21. In the premise, the court ought to have apportioned liability as between the parties, plaintiff and the defendant. The plaintiff in my view to share 30% and the defendant 70%.
22. On Quantum, I have reviewed the evidence tendered on injuries and cited authorities and I find that the award of Ksh. 450,000/= of general damages was valid in the circumstances and same was not inordinately high. The special damages was pleaded and proved. The court thus finds for the appellant to the extent that liability is adjusted and apportioned to 70:30 in favour of the respondent and the award of Ksh. 450,500/= is reduced by 30%.
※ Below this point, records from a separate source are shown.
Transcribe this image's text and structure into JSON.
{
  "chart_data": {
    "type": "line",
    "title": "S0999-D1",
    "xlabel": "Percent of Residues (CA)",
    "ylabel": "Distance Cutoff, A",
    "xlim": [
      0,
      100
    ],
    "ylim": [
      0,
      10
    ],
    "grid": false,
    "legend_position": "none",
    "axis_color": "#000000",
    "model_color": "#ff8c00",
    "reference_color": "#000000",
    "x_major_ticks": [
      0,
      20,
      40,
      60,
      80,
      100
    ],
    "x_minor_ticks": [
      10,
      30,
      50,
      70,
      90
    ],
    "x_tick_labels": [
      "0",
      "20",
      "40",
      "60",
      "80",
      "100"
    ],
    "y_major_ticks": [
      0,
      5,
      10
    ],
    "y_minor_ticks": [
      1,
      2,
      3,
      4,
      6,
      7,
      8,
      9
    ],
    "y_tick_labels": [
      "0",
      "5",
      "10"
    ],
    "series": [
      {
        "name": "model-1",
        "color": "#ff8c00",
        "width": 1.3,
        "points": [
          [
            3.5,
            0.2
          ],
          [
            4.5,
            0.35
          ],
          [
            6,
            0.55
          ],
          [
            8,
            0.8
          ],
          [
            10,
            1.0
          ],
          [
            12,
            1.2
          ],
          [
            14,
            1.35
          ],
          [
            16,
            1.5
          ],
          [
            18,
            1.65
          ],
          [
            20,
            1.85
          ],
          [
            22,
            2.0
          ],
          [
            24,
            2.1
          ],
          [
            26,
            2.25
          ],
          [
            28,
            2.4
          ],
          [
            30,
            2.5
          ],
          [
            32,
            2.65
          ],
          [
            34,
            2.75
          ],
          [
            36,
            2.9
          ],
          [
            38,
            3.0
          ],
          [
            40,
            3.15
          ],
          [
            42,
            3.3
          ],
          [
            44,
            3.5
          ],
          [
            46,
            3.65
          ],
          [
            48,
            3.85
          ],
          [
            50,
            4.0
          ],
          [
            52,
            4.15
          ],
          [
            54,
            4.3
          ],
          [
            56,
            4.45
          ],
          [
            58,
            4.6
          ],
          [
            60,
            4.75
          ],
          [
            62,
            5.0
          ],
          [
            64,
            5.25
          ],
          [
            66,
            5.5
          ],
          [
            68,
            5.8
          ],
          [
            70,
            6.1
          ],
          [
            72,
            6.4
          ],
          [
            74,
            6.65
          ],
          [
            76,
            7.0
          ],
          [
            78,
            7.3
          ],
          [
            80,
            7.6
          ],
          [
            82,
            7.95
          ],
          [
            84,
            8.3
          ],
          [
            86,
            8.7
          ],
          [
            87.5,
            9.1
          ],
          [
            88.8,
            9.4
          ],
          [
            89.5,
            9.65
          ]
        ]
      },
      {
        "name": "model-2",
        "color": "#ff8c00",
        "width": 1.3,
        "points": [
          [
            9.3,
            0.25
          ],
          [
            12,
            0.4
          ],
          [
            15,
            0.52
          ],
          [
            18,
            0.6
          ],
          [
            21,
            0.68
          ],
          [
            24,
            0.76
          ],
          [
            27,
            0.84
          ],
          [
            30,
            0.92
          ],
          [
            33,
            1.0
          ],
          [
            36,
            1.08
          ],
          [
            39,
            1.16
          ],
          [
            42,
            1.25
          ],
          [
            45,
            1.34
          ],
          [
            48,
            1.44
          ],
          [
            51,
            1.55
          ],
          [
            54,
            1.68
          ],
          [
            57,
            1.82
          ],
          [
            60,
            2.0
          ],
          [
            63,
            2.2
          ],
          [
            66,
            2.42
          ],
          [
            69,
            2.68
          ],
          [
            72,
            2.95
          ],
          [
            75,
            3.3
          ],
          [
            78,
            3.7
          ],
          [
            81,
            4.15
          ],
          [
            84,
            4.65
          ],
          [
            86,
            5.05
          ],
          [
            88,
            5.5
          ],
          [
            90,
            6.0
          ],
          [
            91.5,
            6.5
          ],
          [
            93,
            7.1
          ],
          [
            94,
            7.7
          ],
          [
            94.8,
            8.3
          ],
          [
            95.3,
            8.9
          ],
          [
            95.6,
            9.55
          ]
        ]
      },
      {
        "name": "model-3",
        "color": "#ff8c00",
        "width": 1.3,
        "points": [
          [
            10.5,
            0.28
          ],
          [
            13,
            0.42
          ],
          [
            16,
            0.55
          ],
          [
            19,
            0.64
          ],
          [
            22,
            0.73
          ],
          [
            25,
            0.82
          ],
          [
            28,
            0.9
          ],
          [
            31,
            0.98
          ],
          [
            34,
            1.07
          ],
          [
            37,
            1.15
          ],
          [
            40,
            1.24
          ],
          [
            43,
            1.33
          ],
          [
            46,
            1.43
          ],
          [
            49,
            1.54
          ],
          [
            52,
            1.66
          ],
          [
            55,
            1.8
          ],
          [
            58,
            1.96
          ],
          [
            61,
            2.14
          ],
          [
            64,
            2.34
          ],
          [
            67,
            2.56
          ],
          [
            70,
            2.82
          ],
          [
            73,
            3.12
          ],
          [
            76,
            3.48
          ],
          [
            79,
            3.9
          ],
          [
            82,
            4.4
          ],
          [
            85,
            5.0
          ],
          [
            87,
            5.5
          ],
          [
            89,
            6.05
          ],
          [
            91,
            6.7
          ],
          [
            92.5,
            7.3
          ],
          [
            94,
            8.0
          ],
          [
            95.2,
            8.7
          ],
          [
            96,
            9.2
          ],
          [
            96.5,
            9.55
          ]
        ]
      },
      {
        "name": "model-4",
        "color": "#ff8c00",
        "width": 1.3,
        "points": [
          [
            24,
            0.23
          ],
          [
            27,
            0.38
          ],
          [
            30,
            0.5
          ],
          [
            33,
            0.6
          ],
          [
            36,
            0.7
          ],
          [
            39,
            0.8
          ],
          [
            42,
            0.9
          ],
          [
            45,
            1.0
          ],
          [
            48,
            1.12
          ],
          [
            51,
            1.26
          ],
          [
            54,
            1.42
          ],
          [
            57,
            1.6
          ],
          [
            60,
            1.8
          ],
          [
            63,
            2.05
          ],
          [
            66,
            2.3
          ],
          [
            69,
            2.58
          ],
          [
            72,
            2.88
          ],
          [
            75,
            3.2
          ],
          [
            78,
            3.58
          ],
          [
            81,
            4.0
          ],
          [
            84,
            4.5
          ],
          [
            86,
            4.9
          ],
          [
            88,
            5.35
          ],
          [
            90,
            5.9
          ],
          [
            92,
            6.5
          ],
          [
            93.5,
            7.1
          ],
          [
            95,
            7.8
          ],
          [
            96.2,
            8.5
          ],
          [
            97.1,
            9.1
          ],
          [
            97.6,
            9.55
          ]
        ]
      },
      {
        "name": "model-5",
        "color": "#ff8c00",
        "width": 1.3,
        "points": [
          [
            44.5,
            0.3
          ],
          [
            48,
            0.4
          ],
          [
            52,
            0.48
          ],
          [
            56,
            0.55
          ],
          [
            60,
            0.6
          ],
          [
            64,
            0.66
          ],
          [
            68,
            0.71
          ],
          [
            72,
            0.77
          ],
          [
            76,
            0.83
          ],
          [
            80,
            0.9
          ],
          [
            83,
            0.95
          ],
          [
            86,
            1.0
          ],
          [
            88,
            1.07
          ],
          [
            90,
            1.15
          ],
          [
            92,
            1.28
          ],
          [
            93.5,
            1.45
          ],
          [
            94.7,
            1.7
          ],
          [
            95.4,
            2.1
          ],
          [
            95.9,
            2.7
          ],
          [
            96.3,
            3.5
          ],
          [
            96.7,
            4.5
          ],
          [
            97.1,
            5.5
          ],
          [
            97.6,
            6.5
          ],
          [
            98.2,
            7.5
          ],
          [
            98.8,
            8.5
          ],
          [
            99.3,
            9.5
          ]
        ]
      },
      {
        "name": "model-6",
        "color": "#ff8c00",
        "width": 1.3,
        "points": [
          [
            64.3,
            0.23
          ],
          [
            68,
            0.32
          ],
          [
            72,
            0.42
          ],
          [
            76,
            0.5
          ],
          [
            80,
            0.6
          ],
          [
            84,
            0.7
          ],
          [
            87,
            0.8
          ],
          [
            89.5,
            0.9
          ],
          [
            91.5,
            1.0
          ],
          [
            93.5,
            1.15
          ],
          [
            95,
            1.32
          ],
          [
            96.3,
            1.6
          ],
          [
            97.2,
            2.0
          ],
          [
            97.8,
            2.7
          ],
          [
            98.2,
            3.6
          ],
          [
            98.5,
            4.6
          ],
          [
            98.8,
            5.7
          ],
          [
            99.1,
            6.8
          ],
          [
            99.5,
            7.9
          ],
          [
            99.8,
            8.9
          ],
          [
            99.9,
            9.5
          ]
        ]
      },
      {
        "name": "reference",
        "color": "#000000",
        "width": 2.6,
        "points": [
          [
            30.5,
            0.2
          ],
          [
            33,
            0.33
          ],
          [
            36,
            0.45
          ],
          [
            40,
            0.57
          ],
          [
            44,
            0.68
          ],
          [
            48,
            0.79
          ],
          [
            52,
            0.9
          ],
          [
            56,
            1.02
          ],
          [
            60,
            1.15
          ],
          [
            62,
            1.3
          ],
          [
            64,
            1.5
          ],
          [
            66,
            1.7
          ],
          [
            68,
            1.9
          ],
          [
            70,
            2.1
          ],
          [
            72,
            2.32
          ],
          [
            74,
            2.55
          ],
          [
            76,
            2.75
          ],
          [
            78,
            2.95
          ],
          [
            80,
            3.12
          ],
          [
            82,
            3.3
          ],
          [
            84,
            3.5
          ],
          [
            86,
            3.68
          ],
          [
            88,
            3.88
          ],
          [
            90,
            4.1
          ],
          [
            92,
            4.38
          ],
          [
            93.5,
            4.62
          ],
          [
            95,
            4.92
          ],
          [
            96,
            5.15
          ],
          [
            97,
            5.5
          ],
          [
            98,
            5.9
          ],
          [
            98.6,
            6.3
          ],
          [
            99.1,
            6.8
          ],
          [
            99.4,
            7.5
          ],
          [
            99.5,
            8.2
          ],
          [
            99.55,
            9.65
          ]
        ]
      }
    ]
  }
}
23. The appellant is awarded 30% of total costs to be award in the appeal herein.
Orders accordingly.
SIGNED, DATEDand DELIVEREDat KAKAMEGA this 5TH day of OCTOBER, 2016.
C. KARIUKI.
JUDGE.
In the presence of:-
............................................................................................... for the Appellant.
............................................................................................ for the Respondent.
.............................................................................................. Court Assistant.